2024 | Skripsi | ILMU HUKUM
Cara pandang negara yang menilai kemakmuran ekonomi dapat diwujudkan dengan melalui pembangunan fisik mendorong negara untuk melakukan pembangunan besar-besaran akhir akhir ini. Pembangunan besar-besaran ini memicu berbagai konflik lahan yang kadang berakhir dengan kejadian kekerasan yang menimpa masyarakat terdampak pembangunan. Kekerasan tersebut terjadi di Desa Wadas dalam upaya penetapan lokasi penambangan batuan andesit sebagai bahan baku pembangunan Bendungan Bener. Kekerasan ini disinyalir berdampak pada kualitas partisipasi publik karena sifat kekerasan yang menimbulkan perasaan trauma pada masyarakat Wadas untuk melakukan partisipasi publik. Mendasarkan pada hal ini, penulis menganalisa kekerasan ini sebagai alasan pembaharuan ketentuan Anti-SLAPP. Penelitian ini merupakan penelitian hukum normatif-empiris yang menggunakan pendekatan peraturan perundang-undangan dan fakta sosiologis yang didapat untuk menganalisis peristiwa-peristiwa yang ditemukan sebagai bahan pertimbangan urgensi pembaharuan Anti-SLAPP. Hasil dari penelitian ini menunjukan bahwa kekerasan yang terjadi di Desa Wadas merupakan akibat dari tindakan faktual negara yang menyebabkan perasaan trauma terhadap masyarakat Wadas untuk melakukan partisipasi publik. Melihat logika ketentuan Anti-SLAPP di Amerika dan Filipina yang mengkonstrusikan ketentuan Anti-SLAPP sebagai pengaman dari hak partisipasi publik yang dijamin di konstitusi tiap negara, Anti-SLAPP di Indonesia juga harus dibangun dengan logika yang sama. Menggunakan logika yang sama, jaminan kebebasan berpendapat dan hak atas lingkungan hidup yang baik di dalam konstitusi mewajibkan negara untuk melindungi hak partisipasi publik. Fakta bahwa negara berkewajiban untuk menjamin hak partisipasi publik dan fakta bahwa kekerasan yang terjadi di Wadas mendistorsi hak partisipasi publik mendorong penulis untuk berkesimpulan bahwa perlindungan baru terhadap partisipasi publik dari ancaman semacam ini perlu dilakukan dengan pembaharuan ketentuan Anti-SLAPP.

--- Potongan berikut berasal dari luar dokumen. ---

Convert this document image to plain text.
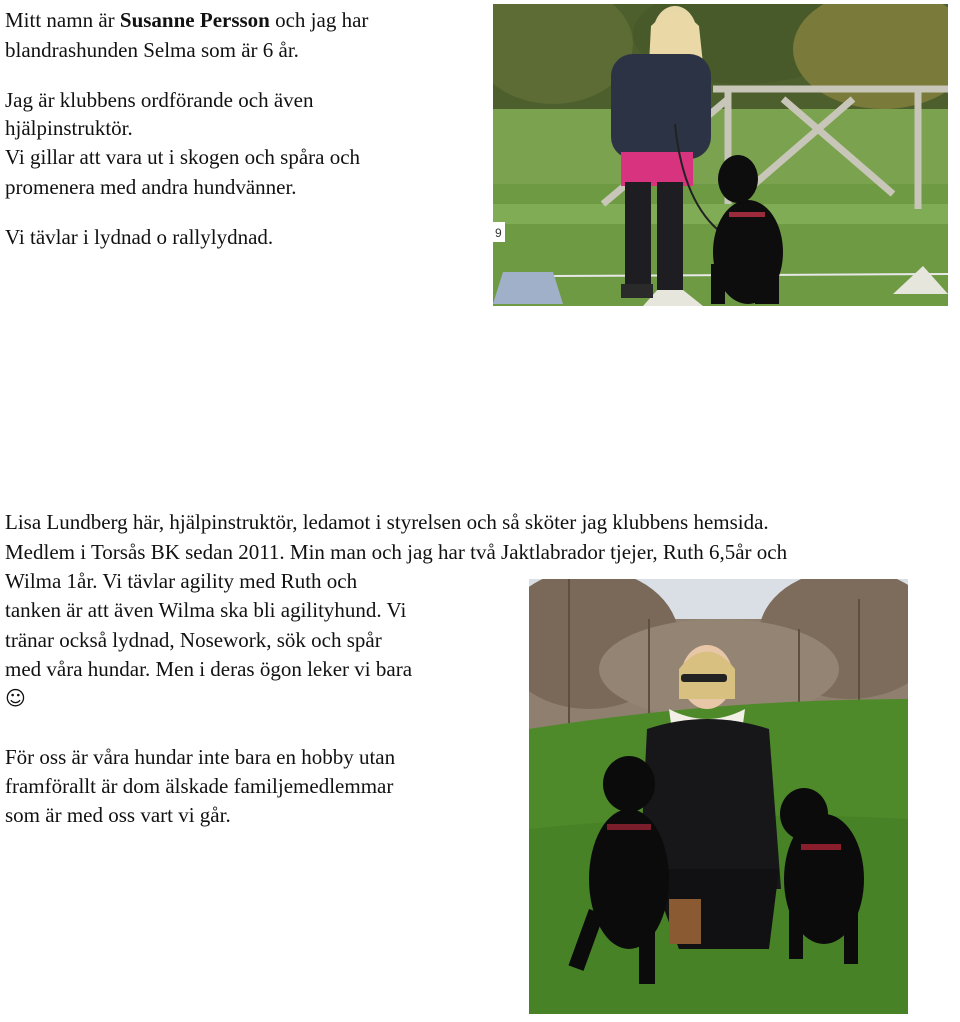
Mitt namn är Susanne Persson och jag har
blandrashunden Selma som är 6 år.
Jag är klubbens ordförande och även
hjälpinstruktör.
Vi gillar att vara ut i skogen och spåra och
promenera med andra hundvänner.
Vi tävlar i lydnad o rallylydnad.	9
Lisa Lundberg här, hjälpinstruktör, ledamot i styrelsen och så sköter jag klubbens hemsida.
Medlem i Torsås BK sedan 2011. Min man och jag har två Jaktlabrador tjejer, Ruth 6,5år och
Wilma 1år. Vi tävlar agility med Ruth och
tanken är att även Wilma ska bli agilityhund. Vi
tränar också lydnad, Nosework, sök och spår
med våra hundar. Men i deras ögon leker vi bara
☺
För oss är våra hundar inte bara en hobby utan
framförallt är dom älskade familjemedlemmar
som är med oss vart vi går.
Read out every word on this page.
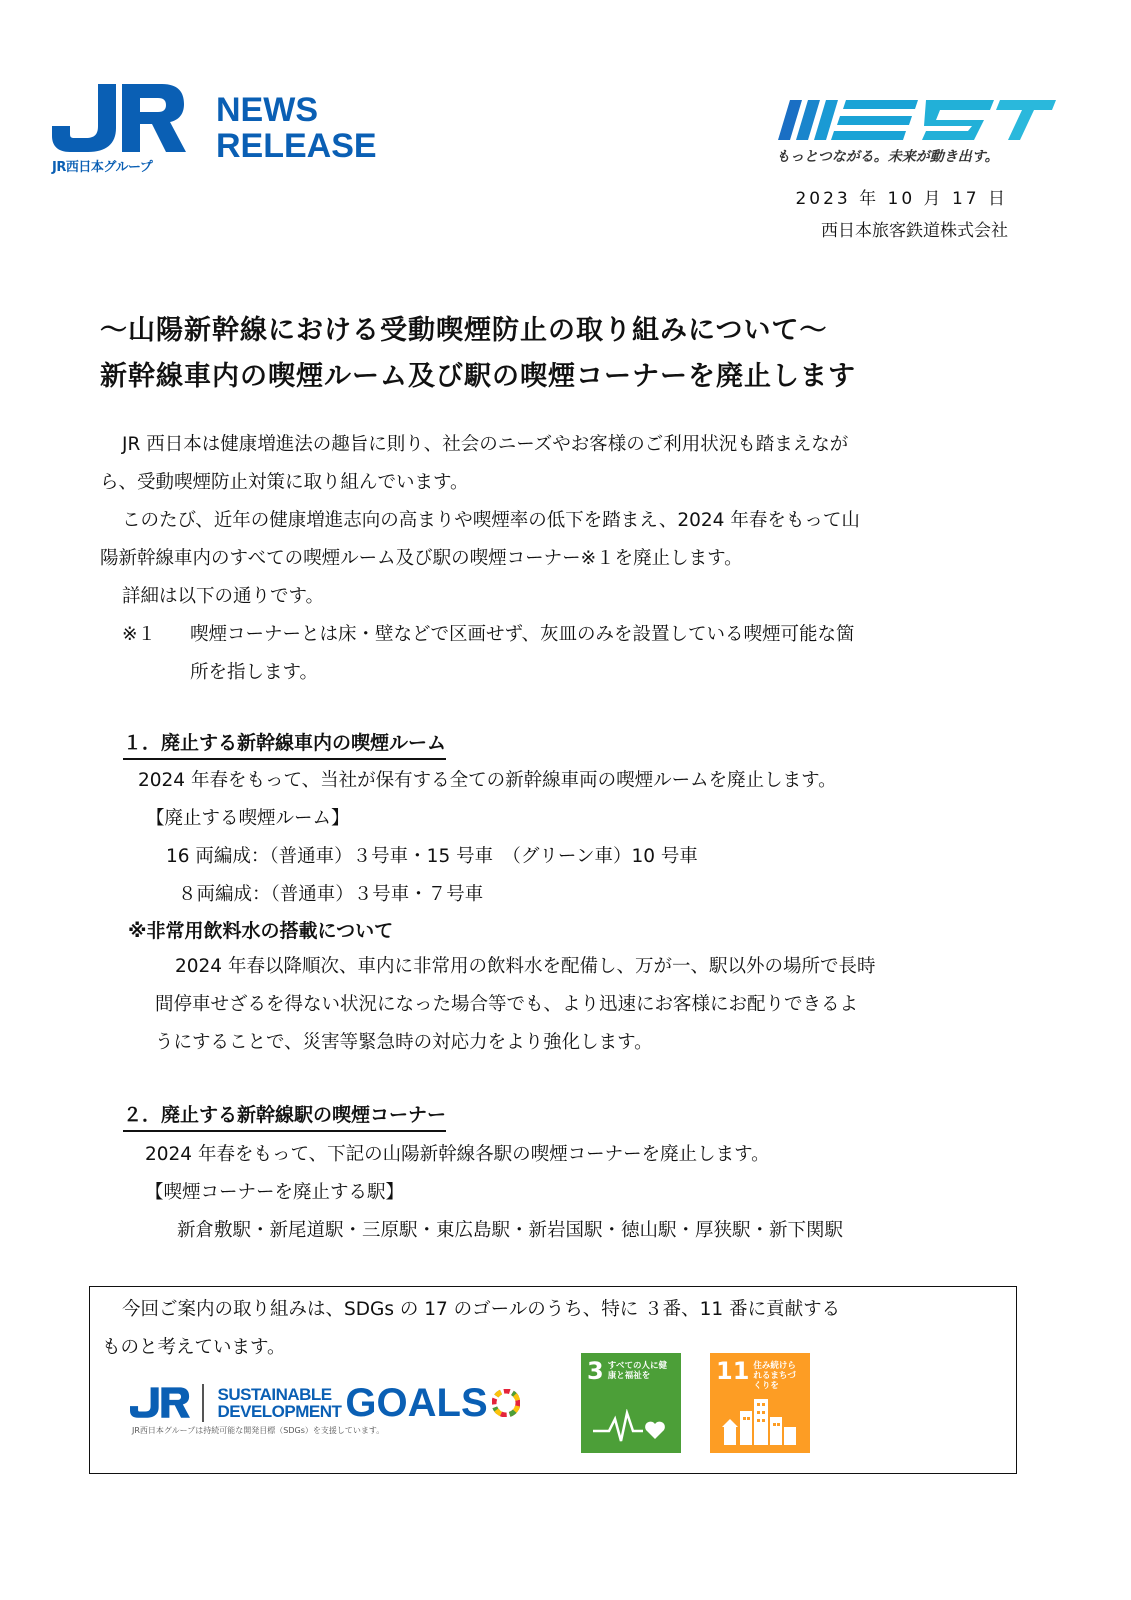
JR西日本グループ
NEWS
RELEASE	もっとつながる。未来が動き出す。
2023 年 10 月 17 日
西日本旅客鉄道株式会社
～山陽新幹線における受動喫煙防止の取り組みについて～
新幹線車内の喫煙ルーム及び駅の喫煙コーナーを廃止します
JR 西日本は健康増進法の趣旨に則り、社会のニーズやお客様のご利用状況も踏まえなが
ら、受動喫煙防止対策に取り組んでいます。
このたび、近年の健康増進志向の高まりや喫煙率の低下を踏まえ、2024 年春をもって山
陽新幹線車内のすべての喫煙ルーム及び駅の喫煙コーナー※１を廃止します。
詳細は以下の通りです。
※１	喫煙コーナーとは床・壁などで区画せず、灰皿のみを設置している喫煙可能な箇
所を指します。
１．廃止する新幹線車内の喫煙ルーム
2024 年春をもって、当社が保有する全ての新幹線車両の喫煙ルームを廃止します。
【廃止する喫煙ルーム】
16 両編成：（普通車）３号車・15 号車　（グリーン車）10 号車
８両編成：（普通車）３号車・７号車
※非常用飲料水の搭載について
2024 年春以降順次、車内に非常用の飲料水を配備し、万が一、駅以外の場所で長時
間停車せざるを得ない状況になった場合等でも、より迅速にお客様にお配りできるよ
うにすることで、災害等緊急時の対応力をより強化します。
２．廃止する新幹線駅の喫煙コーナー
2024 年春をもって、下記の山陽新幹線各駅の喫煙コーナーを廃止します。
【喫煙コーナーを廃止する駅】
新倉敷駅・新尾道駅・三原駅・東広島駅・新岩国駅・徳山駅・厚狭駅・新下関駅
今回ご案内の取り組みは、SDGs の 17 のゴールのうち、特に ３番、11 番に貢献する
ものと考えています。
SUSTAINABLE
DEVELOPMENT GOALS
JR西日本グループは持続可能な開発目標（SDGs）を支援しています。
3 すべての人に健康と福祉を	11 住み続けられるまちづくりを
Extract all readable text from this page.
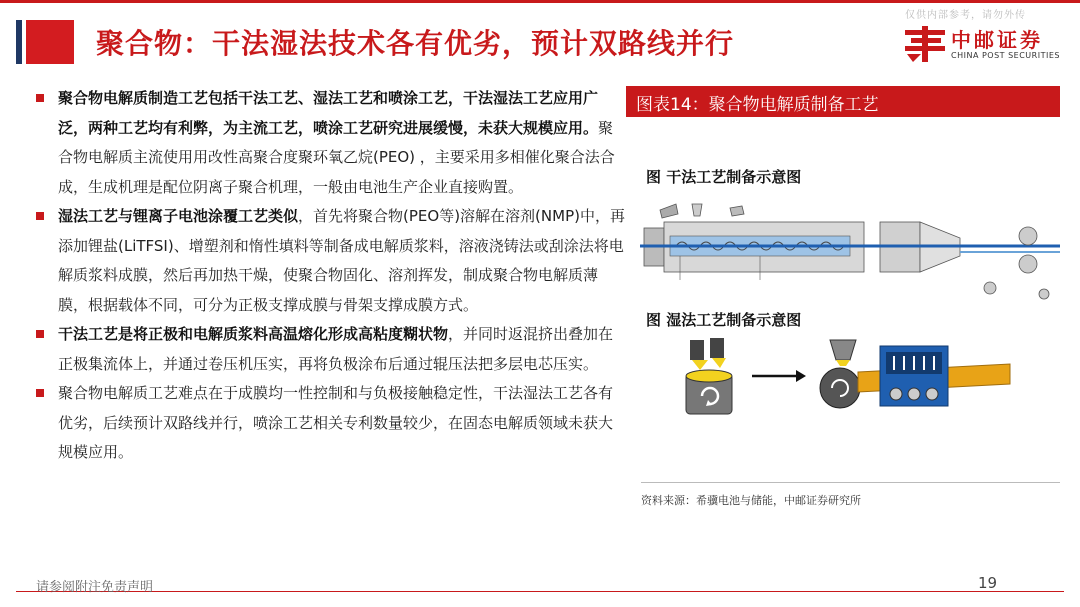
聚合物：干法湿法技术各有优劣，预计双路线并行
仅供内部参考，请勿外传
中邮证券
CHINA POST SECURITIES
聚合物电解质制造工艺包括干法工艺、湿法工艺和喷涂工艺，干法湿法工艺应用广泛，两种工艺均有利弊，为主流工艺，喷涂工艺研究进展缓慢，未获大规模应用。聚合物电解质主流使用用改性高聚合度聚环氧乙烷(PEO) ，主要采用多相催化聚合法合成，生成机理是配位阴离子聚合机理，一般由电池生产企业直接购置。
湿法工艺与锂离子电池涂覆工艺类似，首先将聚合物(PEO等)溶解在溶剂(NMP)中，再添加锂盐(LiTFSI)、增塑剂和惰性填料等制备成电解质浆料，溶液浇铸法或刮涂法将电解质浆料成膜，然后再加热干燥，使聚合物固化、溶剂挥发，制成聚合物电解质薄膜，根据载体不同，可分为正极支撑成膜与骨架支撑成膜方式。
干法工艺是将正极和电解质浆料高温熔化形成高粘度糊状物，并同时返混挤出叠加在正极集流体上，并通过卷压机压实，再将负极涂布后通过辊压法把多层电芯压实。
聚合物电解质工艺难点在于成膜均一性控制和与负极接触稳定性，干法湿法工艺各有优劣，后续预计双路线并行，喷涂工艺相关专利数量较少，在固态电解质领域未获大规模应用。
图表14：聚合物电解质制备工艺
图 干法工艺制备示意图
图 湿法工艺制备示意图
资料来源：希骥电池与储能，中邮证券研究所
请参阅附注免责声明	19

The perspective of a country assessing economic prosperity can be realized through physical development, encouraging the nation to undertake massive construction projects in recent times. These large-scale developments often trigger various land conflicts that sometimes culminate in violent incidents affecting the communities impacted by the construction. Such violence occurred in the village of Wadas in the process of determining the location for andesite mining as a raw material for the construction of the Bener Dam. This violence is suspected to have an impact on the quality of public participation due to its violent nature, causing trauma among the Wadas community and hindering their ability to engage in public participation. Based on this, the author analyzes this violence as a justification for the revision of Anti-SLAPP regulations. This study is a normative-empirical legal research using a legislative approach and sociological facts to analyze events found as considerations for the urgency of revising Anti-SLAPP. The results of this research indicate that the violence in the village of Wadas is a consequence of the state's factual actions that have traumatized the Wadas community, hindering their ability to participate in public activities. Subsequently, considering the logic of Anti-SLAPP provisions in the United States and the Philippines, which construct Anti-SLAPP as a safeguard for the constitutionally guaranteed right to public participation in each country, Anti-SLAPP in Indonesia should also be built on the same logic. Utilizing the same logic, the guarantee of freedom of expression and the right to a healthy environment in the constitution obligates the state to protect the right to public participation. The fact that the state is obliged to ensure the right to public participation and the fact that the violence in Wadas distorts this right lead the author to conclude that new protection against such threats to public participation needs to be established through the revision of Anti-SLAPP provisions.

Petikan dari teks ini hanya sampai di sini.